02:45 Donc là, il y a clairement un décalage de financement qu'il faut combler.
02:48 Enfin, je pense que les retraités ont aussi la responsabilité de contribuer à cet effort.
02:52 C'est une forme de devoir, le devoir multiséculaire d'aider les nouvelles générations,
02:56 en tout cas de ne pas leur laisser une dette de financement.
02:58 Il y a aussi, d'une certaine façon, un renvoi d'ascenseur après le Covid,
03:01 qui a coûté très cher d'un point de vue économique,
03:03 pour lequel tout un pays s'est quand même confiné, mobilisé,
03:06 dans un formidable élan de solidarité entre les générations, pour protéger les personnes âgées.
03:11 Il est normal aujourd'hui qu'elles soient aussi mises à contribution pour rétablir nos comptes sociaux.
03:15 Alors, comment faire pour les mettre à contribution ?
03:17 Il y a deux manières très simples.
03:18 Premièrement, la CSG, qui aujourd'hui est avec un taux inférieur pour les retraités,
03:23 ce qui est quand même assez anormal,
03:25 étant donné que la CSG sert justement à financer la sécurité sociale au-delà des cotisations.
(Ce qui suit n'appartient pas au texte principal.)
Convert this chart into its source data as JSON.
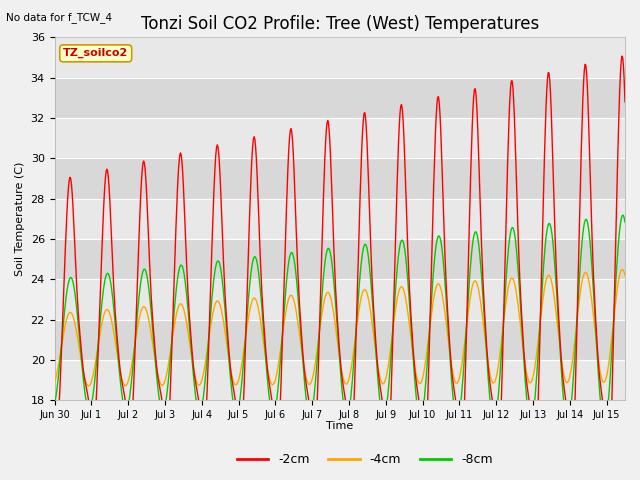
{
  "title": "Tonzi Soil CO2 Profile: Tree (West) Temperatures",
  "no_data_label": "No data for f_TCW_4",
  "site_label": "TZ_soilco2",
  "ylabel": "Soil Temperature (C)",
  "xlabel": "Time",
  "ylim": [
    18,
    36
  ],
  "background_color": "#f0f0f0",
  "plot_bg_color": "#e8e8e8",
  "series": [
    {
      "label": "-2cm",
      "color": "#ff0000"
    },
    {
      "label": "-4cm",
      "color": "#ffa500"
    },
    {
      "label": "-8cm",
      "color": "#00cc00"
    }
  ],
  "x_tick_labels": [
    "Jun 30",
    "Jul 1",
    "Jul 2",
    "Jul 3",
    "Jul 4",
    "Jul 5",
    "Jul 6",
    "Jul 7",
    "Jul 8",
    "Jul 9",
    "Jul 10",
    "Jul 11",
    "Jul 12",
    "Jul 13",
    "Jul 14",
    "Jul 15"
  ],
  "grid_color": "#ffffff",
  "legend_fontsize": 9,
  "title_fontsize": 12,
  "band_light": "#e8e8e8",
  "band_dark": "#d8d8d8"
}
03:29 Aligner les taux de CSG entre les retraités et les actifs,
03:31 ce serait une première manière de rétablir une sorte de justice sociale
03:35 et de faire entrer de l'argent plusieurs milliards d'euros.
03:37 Il y a aussi un abattement de 10% sur l'impôt sur le revenu au titre des frais professionnels,
03:41 qui n'est pas que réservé aux actifs, qui est aussi disponible pour les retraités.
03:44 Or, on peut estimer que cet abattement est injustifié,
03:47 étant donné que les retraités n'ont plus de frais professionnels.
03:49 Enfin, une dernière piste, peut-être la moins évidente,
03:51 c'est de ne pas indexer totalement les pensions sur les retraites,
03:54 là aussi dans un effort d'alléger la facture pour les actifs.
03:57 En tout cas, ce sont des pistes qu'il faut, je pense, envisager.
04:00 Encore faut-il avoir le courage de les porter politiquement.